Young’s resilient genome, however, does not appear to have diminished the ambition level of his scheme to retake Hollywood. This might be because, as he has failed and failed and failed some more since leaving college, he has also seen plenty of other promising ... well, meritocrats, slip down the greasy pole to obscurity. When asked about one budding New York media player who disappeared from the scene several years ago, Young made no bones about the guy’s problem: “He didn’t have my dad.”

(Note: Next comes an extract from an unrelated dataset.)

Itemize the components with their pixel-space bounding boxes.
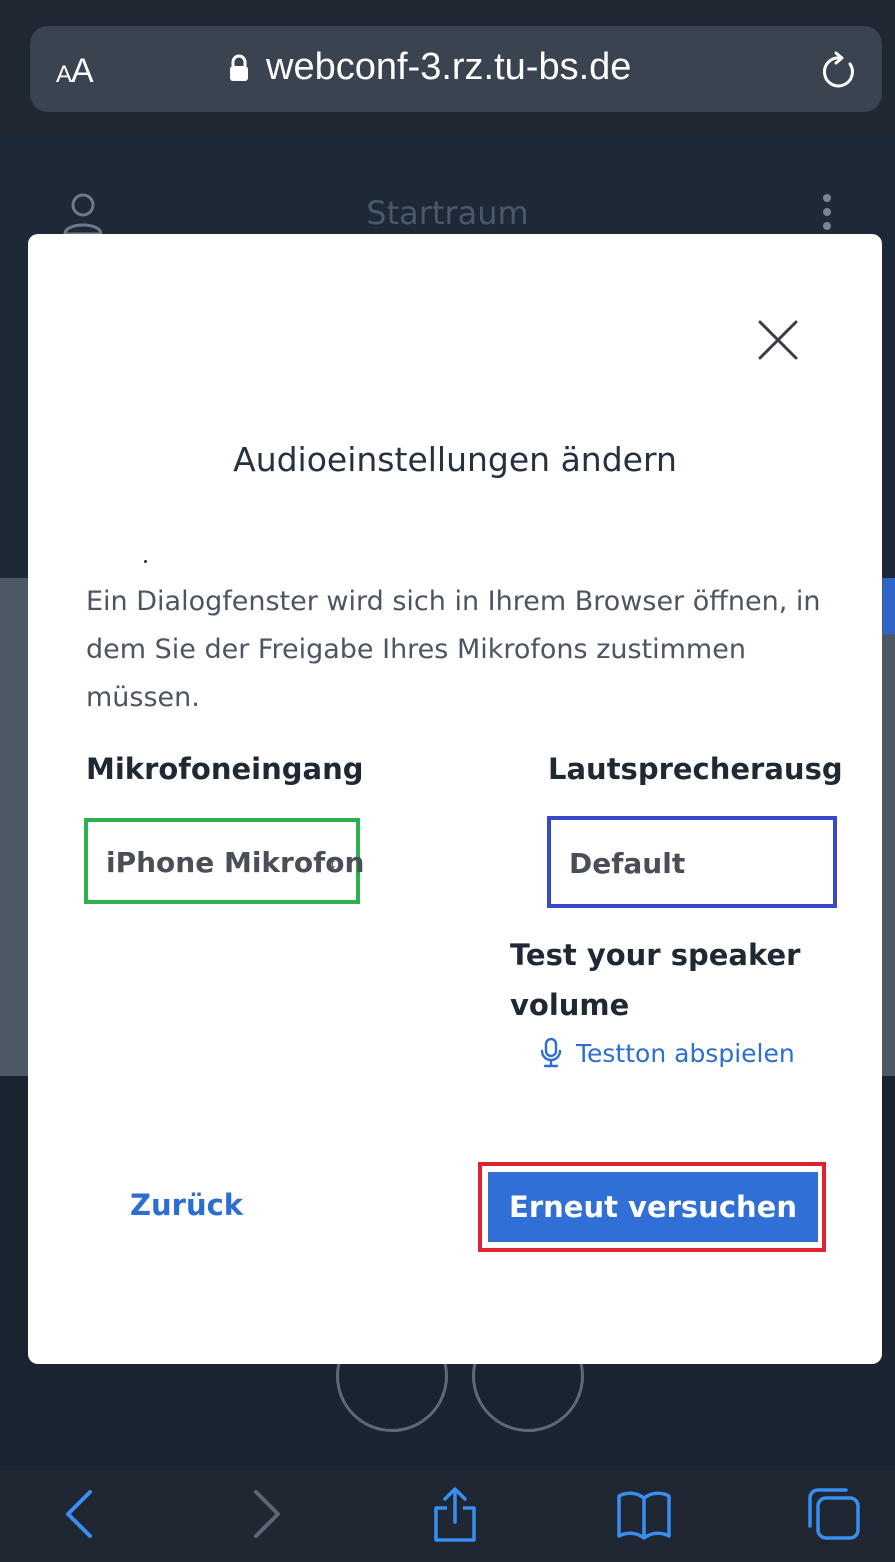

Next time around, Toby Young stands a very good chance of failing more miserably in Hollywood than he did last time -- or worse, of being simply ignored. But his faith in his destiny remains unshaken. He is Patton-esque. His aspiration is to, as he puts it, “create a lasting work.”

His friends believe he can pull it off.

“When Toby sits down to write the script he wants to write, rather than the script he thinks someone wants to read, then he’ll write a great script,” Long said. “Right now, he just doesn’t trust his instincts enough.”